IFRIC 23 only applies to income taxes, however HMRC intends to use a similar definition to apply to all the taxes in scope of these proposed rules.

Notification process

Notification will be via a single annual process which encompasses all relevant taxes. The essential information to be included will be similar to that which is currently included within the SAO regime, namely a concise description of issues identified, but will also require an indication of the amount of tax relating to the uncertainty.

There is a threshold of £1m, whereby uncertain tax treatments amounting to less than £1 million either individually or combined, will not be notifiable.

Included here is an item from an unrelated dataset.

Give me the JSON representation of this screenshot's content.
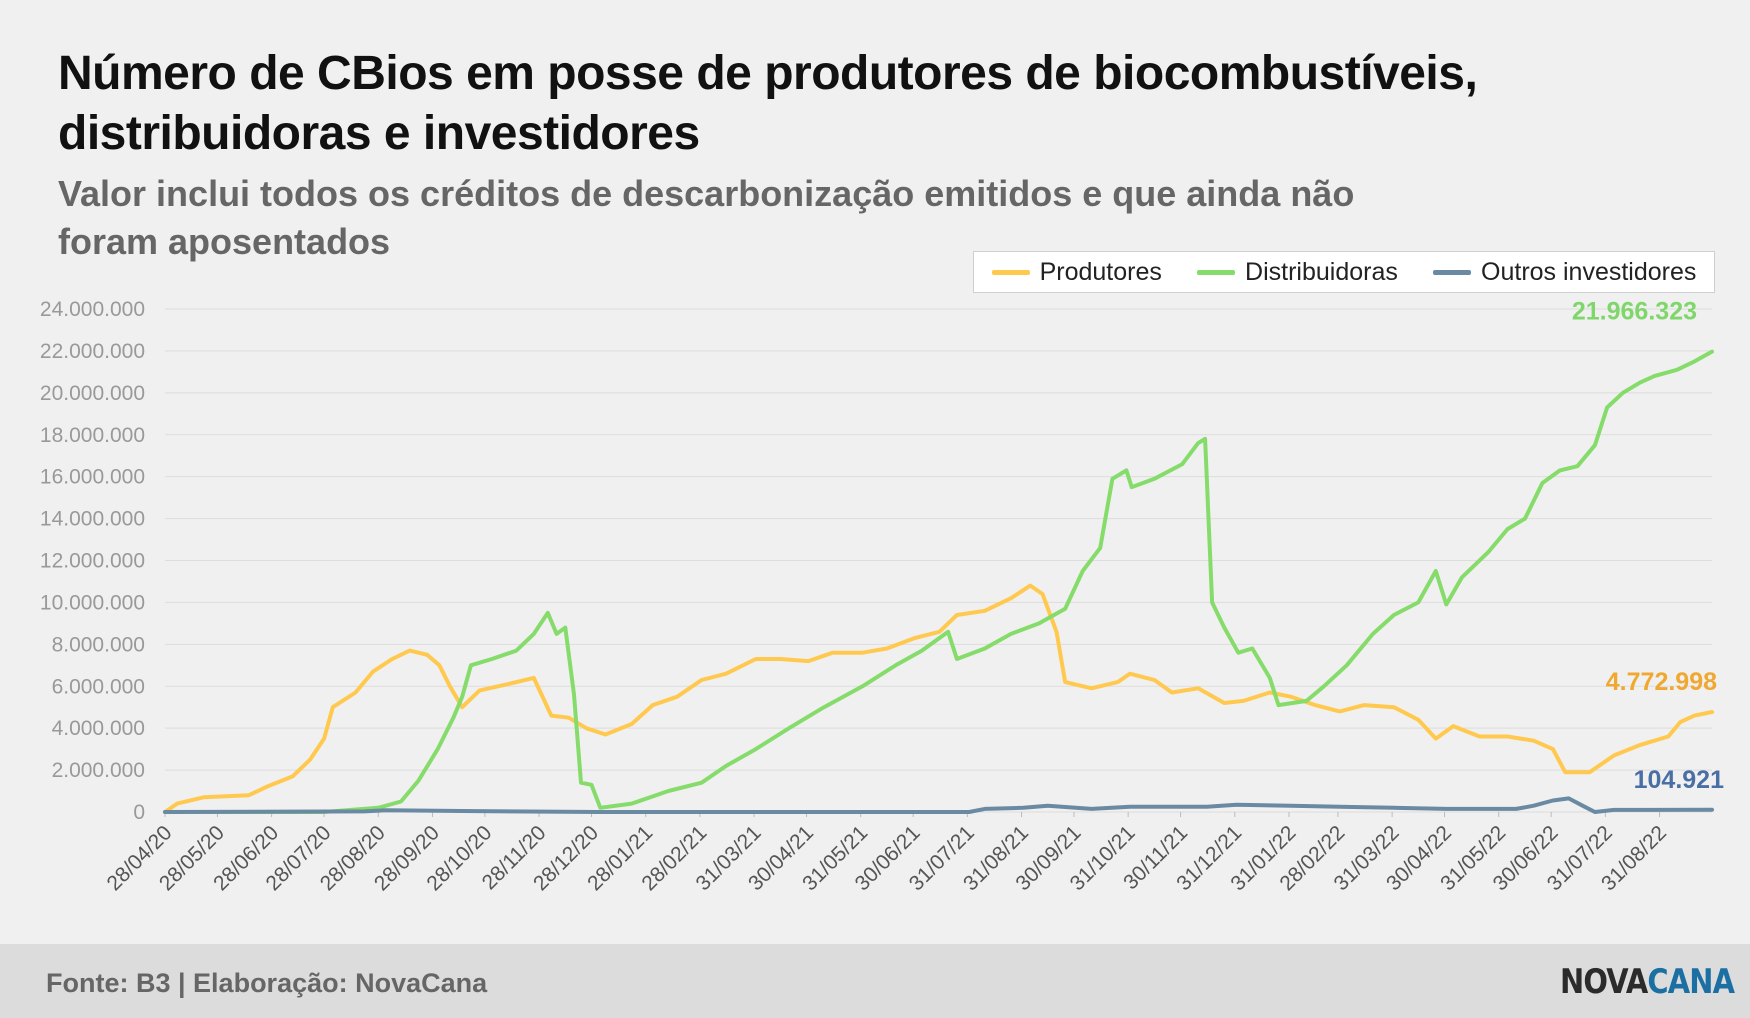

Current timing for the certification made under the SAO regime is six or nine months from the end of the accounting period of the company, and the intention is to align the notification with these same annual accounts submission deadlines.

Exceptions

The government has included proposed exceptions, including situations in which disclosure is made under another regime, for example DOTAS or DAC6. A business can opt to disclose an uncertainty which is already the subject of formal discussion with HMRC, such as in the course of an ongoing enquiry into a tax return which specifically covers the tax treatment in question.

In addition, the requirement to disclose can be removed where a business has written confirmation from HMRC that it has sufficient information in advance of the deadline for disclosing an uncertain tax position. Where a business has a Customer Compliance Manager (CCM), they are likely to be the person with whom such an agreement is made. However, HMRC will release details of persons to contact for customers without a CCM.